Elçi’nin yakınları ve avukatları, esasa ilişkin son sözlerini söyledikten sonra kararın açıklanmasını beklemeden mahkemeyi protesto ederek duruşma salonunu terk ettiler. Adliye koridorlarında buluşan müdahil avukatlar, savcının mütalaasını beklediler. Savcı, delil yetersizliğinden 3 polisin beraatını ve terörist Uğur Yakışır’ın 3 kez ağırlaştırılmış müebbet hapis cezası ile cezalandırılmasını talep etti.
Mahkeme heyeti, yapılan yargılama sonucunda Tahir Elçi’nin sanık polisler tarafından kasıtlı olarak öldürüldüğüne dair yeterli kesin delil elde edilemediğini belirtti. Mahkeme, terörist Uğur Yakışır’ın polisleri şehit ettikten sonra olay yerinden kaçtığını tespit etti. Ayrıca, Elçi’nin vurulmasında kullanılan mermiyle ilgili kesin bir bulguya ulaşılamadı ve olayın detayları net değildi.
Mahkeme kararında, şüphe bulunması durumunda sanık lehine karar verilmesi gerektiği ve masumiyet karinesine uyulması gerektiği vurgulandı. Sanık polislerin öldürme suçundan beraat etmelerine karar verilirken, terörist Uğur Yakışır hakkında ayrı bir dava açılmasına karar verildi. Mahkeme, Elçi’nin ölümüne ilişkin polislerin sorumluluğu konusunda net bir kanıt olmadığını ve olayın karmaşık bir yapıya sahip olduğunu belirtti.

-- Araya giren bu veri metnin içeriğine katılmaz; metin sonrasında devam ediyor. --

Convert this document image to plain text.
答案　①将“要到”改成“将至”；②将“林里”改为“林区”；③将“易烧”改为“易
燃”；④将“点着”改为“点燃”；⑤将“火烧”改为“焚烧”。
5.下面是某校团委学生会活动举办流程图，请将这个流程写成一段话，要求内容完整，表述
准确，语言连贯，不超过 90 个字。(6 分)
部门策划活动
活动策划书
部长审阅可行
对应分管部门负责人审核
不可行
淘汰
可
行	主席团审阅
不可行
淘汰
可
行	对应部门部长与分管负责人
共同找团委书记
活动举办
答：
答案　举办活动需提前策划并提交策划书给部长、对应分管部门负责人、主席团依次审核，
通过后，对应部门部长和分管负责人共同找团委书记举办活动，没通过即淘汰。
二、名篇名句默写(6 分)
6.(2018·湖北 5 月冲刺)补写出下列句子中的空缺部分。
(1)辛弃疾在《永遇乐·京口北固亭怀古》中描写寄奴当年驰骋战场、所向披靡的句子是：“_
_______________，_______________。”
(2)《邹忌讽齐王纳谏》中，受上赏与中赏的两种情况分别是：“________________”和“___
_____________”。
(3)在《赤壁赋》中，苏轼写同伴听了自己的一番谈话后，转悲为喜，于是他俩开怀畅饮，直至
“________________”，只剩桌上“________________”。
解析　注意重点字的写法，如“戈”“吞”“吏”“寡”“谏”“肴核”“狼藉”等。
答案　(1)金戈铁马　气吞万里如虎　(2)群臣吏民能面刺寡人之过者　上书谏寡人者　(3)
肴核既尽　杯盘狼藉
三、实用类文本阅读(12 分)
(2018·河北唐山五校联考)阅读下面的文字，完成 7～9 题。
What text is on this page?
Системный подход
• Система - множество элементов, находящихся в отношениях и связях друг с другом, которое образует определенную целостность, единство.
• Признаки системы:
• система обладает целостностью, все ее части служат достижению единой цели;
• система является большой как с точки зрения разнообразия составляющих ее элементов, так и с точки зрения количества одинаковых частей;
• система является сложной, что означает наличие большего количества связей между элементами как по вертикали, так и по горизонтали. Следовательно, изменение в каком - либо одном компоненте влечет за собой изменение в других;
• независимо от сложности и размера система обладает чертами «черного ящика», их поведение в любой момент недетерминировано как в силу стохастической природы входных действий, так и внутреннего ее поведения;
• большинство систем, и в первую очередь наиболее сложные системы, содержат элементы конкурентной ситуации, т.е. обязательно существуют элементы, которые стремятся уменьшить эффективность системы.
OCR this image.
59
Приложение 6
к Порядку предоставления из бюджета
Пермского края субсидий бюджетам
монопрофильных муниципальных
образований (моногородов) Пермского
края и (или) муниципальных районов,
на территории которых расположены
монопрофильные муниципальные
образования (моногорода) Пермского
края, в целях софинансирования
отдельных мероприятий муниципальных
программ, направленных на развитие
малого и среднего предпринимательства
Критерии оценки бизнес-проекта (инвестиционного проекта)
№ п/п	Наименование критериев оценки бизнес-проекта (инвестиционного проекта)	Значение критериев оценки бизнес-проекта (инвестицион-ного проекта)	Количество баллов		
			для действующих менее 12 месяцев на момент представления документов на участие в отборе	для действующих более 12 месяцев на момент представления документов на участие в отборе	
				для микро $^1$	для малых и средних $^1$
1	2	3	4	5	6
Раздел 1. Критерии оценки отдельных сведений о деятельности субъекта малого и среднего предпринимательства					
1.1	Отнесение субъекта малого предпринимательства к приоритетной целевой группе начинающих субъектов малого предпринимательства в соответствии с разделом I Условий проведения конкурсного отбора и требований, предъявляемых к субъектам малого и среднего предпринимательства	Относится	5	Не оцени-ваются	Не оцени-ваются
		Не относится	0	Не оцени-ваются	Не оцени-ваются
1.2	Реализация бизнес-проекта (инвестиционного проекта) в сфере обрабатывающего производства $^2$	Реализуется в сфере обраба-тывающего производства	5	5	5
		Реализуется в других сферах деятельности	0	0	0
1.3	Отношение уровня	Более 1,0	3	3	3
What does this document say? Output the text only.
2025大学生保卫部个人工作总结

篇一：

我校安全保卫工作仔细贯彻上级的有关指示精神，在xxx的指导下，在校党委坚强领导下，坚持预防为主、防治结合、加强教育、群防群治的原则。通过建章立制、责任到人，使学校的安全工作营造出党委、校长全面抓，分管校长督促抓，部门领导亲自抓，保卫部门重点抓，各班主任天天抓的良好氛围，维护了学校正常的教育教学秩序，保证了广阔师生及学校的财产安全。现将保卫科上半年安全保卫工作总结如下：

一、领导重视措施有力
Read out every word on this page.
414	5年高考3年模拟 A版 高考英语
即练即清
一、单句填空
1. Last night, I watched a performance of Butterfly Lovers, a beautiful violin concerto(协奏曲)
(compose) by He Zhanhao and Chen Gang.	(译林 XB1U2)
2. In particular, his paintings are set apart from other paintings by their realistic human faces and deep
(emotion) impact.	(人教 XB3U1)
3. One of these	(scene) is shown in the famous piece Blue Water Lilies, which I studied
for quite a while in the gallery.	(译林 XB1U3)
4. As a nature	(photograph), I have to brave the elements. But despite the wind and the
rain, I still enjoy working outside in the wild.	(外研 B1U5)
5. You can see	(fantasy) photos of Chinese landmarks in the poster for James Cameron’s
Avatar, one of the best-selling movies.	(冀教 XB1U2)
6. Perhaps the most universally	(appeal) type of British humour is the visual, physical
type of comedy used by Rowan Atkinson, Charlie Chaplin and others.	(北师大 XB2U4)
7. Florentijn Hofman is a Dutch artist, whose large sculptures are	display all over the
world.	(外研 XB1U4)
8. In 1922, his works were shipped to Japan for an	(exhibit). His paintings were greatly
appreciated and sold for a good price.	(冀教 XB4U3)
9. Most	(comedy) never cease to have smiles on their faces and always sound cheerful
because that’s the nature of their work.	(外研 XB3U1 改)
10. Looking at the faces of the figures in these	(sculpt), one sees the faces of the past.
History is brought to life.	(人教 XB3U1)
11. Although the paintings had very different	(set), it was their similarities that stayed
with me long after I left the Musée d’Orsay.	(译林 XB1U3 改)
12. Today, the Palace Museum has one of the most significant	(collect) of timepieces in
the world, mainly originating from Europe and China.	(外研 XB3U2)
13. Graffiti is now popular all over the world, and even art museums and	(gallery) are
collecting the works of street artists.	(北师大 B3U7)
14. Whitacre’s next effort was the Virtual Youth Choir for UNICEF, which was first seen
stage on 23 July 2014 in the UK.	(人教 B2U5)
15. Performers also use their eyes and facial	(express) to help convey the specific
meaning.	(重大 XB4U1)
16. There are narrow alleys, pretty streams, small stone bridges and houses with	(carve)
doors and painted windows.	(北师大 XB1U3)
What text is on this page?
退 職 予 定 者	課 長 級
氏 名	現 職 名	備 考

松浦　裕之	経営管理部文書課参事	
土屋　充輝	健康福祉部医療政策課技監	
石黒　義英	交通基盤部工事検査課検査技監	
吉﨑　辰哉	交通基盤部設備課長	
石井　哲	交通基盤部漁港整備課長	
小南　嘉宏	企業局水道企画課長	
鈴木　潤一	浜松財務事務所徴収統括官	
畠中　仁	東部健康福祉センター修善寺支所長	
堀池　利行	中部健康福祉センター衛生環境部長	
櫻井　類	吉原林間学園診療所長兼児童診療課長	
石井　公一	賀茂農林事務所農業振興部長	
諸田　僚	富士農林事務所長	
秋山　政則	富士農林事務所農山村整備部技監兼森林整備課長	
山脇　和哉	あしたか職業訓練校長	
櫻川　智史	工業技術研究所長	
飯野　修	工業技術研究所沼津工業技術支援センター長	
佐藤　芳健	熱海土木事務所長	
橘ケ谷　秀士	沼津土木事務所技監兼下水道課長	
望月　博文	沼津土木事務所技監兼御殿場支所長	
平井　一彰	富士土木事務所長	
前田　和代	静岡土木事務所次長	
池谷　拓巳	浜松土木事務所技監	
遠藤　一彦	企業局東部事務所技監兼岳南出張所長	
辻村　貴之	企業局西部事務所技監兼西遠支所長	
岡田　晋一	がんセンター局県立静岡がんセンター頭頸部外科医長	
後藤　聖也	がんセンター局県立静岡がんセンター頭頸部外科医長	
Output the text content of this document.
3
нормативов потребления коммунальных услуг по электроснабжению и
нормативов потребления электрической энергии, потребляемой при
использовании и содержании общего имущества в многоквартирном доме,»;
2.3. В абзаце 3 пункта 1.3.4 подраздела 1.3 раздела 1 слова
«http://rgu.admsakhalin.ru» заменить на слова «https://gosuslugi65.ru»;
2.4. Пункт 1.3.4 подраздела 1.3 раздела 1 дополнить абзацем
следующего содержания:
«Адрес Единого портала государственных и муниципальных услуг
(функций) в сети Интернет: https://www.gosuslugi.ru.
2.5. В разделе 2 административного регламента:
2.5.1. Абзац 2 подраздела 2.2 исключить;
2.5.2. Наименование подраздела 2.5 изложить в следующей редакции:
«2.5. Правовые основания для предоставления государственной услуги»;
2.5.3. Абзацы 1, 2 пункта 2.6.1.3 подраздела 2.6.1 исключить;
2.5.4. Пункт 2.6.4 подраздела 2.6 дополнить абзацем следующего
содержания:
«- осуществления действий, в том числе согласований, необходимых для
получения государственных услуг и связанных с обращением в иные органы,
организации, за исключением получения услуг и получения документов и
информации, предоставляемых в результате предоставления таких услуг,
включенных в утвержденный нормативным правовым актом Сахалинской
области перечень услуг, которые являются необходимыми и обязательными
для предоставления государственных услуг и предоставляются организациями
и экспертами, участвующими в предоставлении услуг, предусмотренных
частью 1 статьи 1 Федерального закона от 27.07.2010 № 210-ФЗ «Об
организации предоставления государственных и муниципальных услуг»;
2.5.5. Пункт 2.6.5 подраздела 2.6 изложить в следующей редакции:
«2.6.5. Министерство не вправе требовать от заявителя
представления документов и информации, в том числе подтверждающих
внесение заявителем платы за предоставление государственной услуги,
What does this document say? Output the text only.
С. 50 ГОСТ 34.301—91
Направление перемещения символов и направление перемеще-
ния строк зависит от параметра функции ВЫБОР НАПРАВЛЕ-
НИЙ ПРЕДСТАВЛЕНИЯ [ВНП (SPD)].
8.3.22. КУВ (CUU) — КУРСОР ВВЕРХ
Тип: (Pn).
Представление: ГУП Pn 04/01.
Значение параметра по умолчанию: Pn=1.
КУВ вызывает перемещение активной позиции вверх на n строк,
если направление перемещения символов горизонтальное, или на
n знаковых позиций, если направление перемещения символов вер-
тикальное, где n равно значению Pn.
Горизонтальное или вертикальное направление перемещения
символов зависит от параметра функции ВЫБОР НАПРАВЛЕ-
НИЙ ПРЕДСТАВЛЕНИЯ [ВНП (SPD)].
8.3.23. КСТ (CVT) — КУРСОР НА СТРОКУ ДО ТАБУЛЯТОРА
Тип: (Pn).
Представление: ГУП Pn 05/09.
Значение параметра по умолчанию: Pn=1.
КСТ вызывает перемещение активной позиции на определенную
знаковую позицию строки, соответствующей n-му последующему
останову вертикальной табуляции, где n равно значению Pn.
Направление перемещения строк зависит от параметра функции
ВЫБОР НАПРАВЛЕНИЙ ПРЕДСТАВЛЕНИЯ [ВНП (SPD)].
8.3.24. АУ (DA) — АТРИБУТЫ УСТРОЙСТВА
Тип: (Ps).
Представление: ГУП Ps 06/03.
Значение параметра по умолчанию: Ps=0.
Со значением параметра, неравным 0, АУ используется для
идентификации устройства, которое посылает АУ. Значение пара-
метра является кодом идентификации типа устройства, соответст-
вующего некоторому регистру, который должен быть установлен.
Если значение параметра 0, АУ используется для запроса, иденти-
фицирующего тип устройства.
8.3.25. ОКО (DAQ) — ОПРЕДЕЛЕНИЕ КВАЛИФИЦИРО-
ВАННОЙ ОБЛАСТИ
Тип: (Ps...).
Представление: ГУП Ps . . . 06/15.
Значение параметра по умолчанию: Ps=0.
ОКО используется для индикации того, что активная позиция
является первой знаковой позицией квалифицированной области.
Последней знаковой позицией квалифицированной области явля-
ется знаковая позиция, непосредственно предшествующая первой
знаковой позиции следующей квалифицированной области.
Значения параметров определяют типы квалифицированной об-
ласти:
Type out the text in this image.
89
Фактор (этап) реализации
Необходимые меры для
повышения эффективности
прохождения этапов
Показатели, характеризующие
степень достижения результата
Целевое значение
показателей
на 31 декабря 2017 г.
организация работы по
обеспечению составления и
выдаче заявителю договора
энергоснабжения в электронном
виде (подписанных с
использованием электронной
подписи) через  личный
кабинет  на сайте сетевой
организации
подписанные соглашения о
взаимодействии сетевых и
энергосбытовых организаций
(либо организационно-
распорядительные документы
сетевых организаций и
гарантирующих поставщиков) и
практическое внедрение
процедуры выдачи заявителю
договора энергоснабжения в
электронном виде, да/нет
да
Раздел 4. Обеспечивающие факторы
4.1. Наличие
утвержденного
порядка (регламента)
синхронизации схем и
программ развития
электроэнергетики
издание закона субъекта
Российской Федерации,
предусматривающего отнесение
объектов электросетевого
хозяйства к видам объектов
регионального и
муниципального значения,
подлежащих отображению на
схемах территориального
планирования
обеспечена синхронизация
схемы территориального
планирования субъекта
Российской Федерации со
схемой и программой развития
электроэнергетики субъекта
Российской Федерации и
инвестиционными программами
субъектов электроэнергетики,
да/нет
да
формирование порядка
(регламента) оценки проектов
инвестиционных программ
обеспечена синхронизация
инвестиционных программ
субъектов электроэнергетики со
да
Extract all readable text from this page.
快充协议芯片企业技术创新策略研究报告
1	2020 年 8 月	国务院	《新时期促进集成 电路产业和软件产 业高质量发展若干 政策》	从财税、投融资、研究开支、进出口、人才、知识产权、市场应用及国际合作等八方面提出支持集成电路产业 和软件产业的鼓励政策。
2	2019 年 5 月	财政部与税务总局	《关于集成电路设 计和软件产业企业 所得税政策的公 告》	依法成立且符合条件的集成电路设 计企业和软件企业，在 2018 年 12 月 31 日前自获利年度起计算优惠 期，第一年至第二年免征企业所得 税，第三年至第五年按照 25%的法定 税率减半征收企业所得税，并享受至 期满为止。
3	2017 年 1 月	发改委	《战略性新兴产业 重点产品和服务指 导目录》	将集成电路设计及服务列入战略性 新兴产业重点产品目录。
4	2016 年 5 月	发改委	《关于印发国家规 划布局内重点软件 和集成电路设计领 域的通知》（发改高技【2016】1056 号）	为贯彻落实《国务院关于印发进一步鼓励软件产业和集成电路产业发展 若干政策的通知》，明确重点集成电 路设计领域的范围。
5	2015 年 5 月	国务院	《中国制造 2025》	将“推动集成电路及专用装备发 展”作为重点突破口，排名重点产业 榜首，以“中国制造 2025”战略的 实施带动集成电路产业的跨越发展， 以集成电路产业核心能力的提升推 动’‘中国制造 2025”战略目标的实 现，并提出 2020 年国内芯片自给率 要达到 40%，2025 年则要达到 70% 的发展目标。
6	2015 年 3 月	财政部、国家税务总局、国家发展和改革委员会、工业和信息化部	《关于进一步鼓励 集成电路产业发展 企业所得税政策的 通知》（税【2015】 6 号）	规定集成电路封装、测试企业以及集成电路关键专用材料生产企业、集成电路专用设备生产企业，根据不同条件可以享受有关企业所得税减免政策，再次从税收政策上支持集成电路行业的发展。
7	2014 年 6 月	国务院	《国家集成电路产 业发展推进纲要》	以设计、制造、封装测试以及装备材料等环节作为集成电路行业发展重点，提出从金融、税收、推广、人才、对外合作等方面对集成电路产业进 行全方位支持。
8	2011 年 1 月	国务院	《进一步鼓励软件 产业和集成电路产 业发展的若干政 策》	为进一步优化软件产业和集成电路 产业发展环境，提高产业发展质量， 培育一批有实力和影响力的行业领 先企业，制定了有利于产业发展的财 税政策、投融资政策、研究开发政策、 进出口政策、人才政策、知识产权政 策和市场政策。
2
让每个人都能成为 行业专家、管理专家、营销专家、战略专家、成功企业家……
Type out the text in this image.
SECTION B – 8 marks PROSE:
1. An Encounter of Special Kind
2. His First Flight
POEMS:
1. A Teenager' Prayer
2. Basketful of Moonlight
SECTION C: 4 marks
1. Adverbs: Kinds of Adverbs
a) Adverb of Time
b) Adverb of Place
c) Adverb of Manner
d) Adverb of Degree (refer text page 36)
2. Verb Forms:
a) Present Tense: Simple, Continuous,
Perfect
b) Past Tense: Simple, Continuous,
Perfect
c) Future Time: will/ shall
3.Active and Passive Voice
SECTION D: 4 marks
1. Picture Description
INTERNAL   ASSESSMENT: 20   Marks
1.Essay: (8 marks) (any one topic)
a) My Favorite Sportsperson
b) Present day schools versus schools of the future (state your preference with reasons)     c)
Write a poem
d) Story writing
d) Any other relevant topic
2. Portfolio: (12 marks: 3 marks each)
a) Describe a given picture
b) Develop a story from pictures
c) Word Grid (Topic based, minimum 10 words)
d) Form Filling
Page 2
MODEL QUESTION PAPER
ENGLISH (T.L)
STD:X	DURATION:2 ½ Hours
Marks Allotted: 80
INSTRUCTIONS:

İddianamede, terörist Uğur Yakışır’ın elindeki silahla polislere ateş ettiği ve olay yerinde yaşanan kargaşadan faydalanarak kaçtığı belirtildi. Mahkeme, otopsi raporlarından da Elçi’nin vurulma şekli ve mermisinin tespit edilememesi nedeniyle karar vermenin zorluğuna dikkat çekti. Bu nedenle, mahkeme heyeti, sanıkların masumiyet karinesine göre beraat etmelerine karar verdi.